A dominant genetic model (at least one minor allele versus referent of no minor alleles) was used for SNPs because for many SNPs, the number of subjects homozygous for the minor allele was too small to permit precise effect measurement.
Potential covariates were eliminated using step-wise backwards elimination, comparing each reduced model to a full model that included all covariates listed in . No collinearity was noted between variables in the full model, with one exception as described below. If a covariate did not change the ln(OR) for any SNP by a difference of at least 0.10, it was eliminated from subsequent models. Final models for genetic main effects contained a single SNP or haplotype and duration of smoking as a continuous variable. Models estimating SNP-drinking interaction also included categorized lifetime ethanol consumption. We had insufficient power to detect haplotype-drinking interaction because haplotypes were constructed and analyzed separately for African- and European-Americans. The conditional logistic regression used for SNPs by definition takes into account the matching variables of age, sex, and race. The unconditional logistic regression models used for haplotypes (for each race separately) included, as covariates, sex, age, and their 2-way interaction. Ancestry was not important for the polymorphisms studied, probably because self-reported race was already included (as a matching variable). The ancestry variable also showed evidence of collinearity with race, so for these reasons and for parsimony’s sake, ancestry was excluded from final models.
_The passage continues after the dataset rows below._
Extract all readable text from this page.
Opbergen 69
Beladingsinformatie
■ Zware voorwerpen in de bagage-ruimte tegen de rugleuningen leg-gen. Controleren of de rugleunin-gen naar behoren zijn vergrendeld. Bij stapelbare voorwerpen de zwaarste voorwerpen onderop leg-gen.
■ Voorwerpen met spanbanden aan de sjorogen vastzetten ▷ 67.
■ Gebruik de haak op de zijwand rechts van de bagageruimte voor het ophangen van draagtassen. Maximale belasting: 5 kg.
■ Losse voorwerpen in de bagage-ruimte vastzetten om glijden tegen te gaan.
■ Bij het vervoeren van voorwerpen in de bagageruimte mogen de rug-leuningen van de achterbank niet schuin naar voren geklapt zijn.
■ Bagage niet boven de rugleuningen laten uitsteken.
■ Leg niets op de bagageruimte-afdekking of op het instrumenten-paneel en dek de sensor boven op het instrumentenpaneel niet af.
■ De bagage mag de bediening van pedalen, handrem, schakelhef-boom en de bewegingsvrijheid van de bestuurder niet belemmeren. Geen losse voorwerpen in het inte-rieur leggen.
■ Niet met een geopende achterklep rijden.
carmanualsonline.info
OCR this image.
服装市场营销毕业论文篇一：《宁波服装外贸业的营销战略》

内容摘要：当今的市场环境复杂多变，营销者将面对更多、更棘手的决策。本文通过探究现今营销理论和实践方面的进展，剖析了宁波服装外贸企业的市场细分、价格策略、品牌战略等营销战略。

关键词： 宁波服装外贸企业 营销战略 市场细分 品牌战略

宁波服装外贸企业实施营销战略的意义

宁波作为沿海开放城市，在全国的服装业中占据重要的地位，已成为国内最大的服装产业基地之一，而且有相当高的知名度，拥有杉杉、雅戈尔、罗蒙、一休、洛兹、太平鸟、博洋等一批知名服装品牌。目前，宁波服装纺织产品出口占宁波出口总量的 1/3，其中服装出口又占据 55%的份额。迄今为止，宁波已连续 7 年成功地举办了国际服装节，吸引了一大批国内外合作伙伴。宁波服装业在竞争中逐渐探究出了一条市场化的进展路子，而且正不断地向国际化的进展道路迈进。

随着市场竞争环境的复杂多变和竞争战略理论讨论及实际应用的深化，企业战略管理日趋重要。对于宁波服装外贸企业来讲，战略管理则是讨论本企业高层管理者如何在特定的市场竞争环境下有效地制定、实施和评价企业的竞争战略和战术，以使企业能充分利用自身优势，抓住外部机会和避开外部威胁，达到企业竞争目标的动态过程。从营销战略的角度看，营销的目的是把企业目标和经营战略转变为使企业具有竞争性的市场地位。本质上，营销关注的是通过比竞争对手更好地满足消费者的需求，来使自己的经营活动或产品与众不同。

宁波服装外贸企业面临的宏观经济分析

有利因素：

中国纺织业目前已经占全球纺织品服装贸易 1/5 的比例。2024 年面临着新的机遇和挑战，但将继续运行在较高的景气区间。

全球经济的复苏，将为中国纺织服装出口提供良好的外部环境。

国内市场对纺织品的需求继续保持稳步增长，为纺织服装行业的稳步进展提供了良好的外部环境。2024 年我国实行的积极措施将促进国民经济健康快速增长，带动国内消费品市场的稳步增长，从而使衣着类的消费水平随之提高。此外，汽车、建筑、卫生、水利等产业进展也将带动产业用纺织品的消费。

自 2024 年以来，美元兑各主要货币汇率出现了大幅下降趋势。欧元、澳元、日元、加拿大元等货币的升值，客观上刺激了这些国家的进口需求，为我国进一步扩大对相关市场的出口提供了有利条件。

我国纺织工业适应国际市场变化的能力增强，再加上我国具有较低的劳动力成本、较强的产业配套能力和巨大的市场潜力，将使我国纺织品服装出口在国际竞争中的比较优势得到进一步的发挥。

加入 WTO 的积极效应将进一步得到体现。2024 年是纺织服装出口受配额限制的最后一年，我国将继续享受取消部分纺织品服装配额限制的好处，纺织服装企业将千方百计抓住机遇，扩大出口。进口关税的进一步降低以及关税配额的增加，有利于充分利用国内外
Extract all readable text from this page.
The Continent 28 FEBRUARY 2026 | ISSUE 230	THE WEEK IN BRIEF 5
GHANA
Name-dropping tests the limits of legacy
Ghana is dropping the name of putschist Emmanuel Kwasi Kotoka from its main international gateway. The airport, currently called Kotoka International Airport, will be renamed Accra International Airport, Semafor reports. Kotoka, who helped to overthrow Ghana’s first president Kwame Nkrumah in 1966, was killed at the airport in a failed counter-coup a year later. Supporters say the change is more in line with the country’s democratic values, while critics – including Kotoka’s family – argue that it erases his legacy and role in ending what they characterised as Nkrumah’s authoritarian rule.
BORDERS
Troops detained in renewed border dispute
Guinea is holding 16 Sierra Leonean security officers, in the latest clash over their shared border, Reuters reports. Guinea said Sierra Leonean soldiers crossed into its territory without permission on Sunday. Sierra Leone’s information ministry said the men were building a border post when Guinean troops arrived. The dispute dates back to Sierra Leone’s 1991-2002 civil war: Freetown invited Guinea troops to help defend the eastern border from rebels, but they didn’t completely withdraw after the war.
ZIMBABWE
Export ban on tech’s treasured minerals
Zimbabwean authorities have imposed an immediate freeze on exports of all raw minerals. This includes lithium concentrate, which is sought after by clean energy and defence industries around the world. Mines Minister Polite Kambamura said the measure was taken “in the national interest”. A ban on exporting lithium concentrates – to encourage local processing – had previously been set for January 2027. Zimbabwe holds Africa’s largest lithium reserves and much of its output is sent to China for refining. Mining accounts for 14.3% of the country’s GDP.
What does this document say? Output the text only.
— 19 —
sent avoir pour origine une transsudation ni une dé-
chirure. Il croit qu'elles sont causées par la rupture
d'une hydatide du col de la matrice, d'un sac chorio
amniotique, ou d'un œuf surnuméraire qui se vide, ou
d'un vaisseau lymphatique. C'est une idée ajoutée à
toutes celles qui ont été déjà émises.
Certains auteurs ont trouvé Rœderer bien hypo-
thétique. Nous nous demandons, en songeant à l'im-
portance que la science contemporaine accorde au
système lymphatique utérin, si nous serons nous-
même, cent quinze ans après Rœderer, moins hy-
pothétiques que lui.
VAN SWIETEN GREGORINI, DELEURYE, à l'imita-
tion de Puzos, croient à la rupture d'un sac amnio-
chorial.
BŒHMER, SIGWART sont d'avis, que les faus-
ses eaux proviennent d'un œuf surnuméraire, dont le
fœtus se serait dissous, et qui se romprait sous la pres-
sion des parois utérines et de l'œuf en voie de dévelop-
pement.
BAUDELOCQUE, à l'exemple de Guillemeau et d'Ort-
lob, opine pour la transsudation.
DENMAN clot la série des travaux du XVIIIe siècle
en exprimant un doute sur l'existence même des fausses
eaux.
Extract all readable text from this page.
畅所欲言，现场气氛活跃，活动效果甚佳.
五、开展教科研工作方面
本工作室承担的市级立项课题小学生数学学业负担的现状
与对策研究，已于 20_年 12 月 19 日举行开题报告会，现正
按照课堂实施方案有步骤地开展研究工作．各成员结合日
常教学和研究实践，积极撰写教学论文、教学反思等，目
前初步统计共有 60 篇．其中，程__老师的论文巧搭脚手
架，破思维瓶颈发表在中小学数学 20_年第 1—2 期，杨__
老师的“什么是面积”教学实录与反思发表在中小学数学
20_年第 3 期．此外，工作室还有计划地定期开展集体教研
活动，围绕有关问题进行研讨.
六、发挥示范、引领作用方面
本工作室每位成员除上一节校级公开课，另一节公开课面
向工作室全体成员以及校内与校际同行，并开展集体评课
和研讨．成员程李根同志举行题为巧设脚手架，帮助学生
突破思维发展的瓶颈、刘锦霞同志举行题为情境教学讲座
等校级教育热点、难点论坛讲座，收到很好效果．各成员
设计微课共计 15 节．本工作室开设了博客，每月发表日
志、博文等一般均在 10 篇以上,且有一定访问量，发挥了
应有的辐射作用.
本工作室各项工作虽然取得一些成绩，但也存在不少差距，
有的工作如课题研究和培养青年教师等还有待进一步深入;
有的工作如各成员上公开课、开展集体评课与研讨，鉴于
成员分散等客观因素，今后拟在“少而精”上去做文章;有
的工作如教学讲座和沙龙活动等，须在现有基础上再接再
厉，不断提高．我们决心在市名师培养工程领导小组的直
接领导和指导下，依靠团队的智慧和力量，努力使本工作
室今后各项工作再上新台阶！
Distribution of non-genetic variables in cases and controls
A Bonferroni correction was used to adjust p-values and ICR confidence intervals (CIs) to control for Type 1 error introduced by multiple statistical testing, for either 64 tests (for 64 SNPs) or for 12 or 13 tests (for haplotypes).
Departures from additive interaction were evaluated by computing interaction contrast ratios (ICRs) and Bonferroni-corrected CIs. ICRs were calculated using cancer odds ratios of subjects in three categories: (1) the highest drinking category and no minor allele (OR01); (2) never-drinkers with at least one minor allele (OR10); and (3) subjects in the highest drinking category and at least one minor allele (OR11), compared to never-drinkers homozygous for the major allele (i.e., the referent: OR00 = 1.0). ICR is calculated as follows: ICR=OR11 − OR01 − OR10 + 1. ICRs significantly different from zero indicate departure from additive interaction.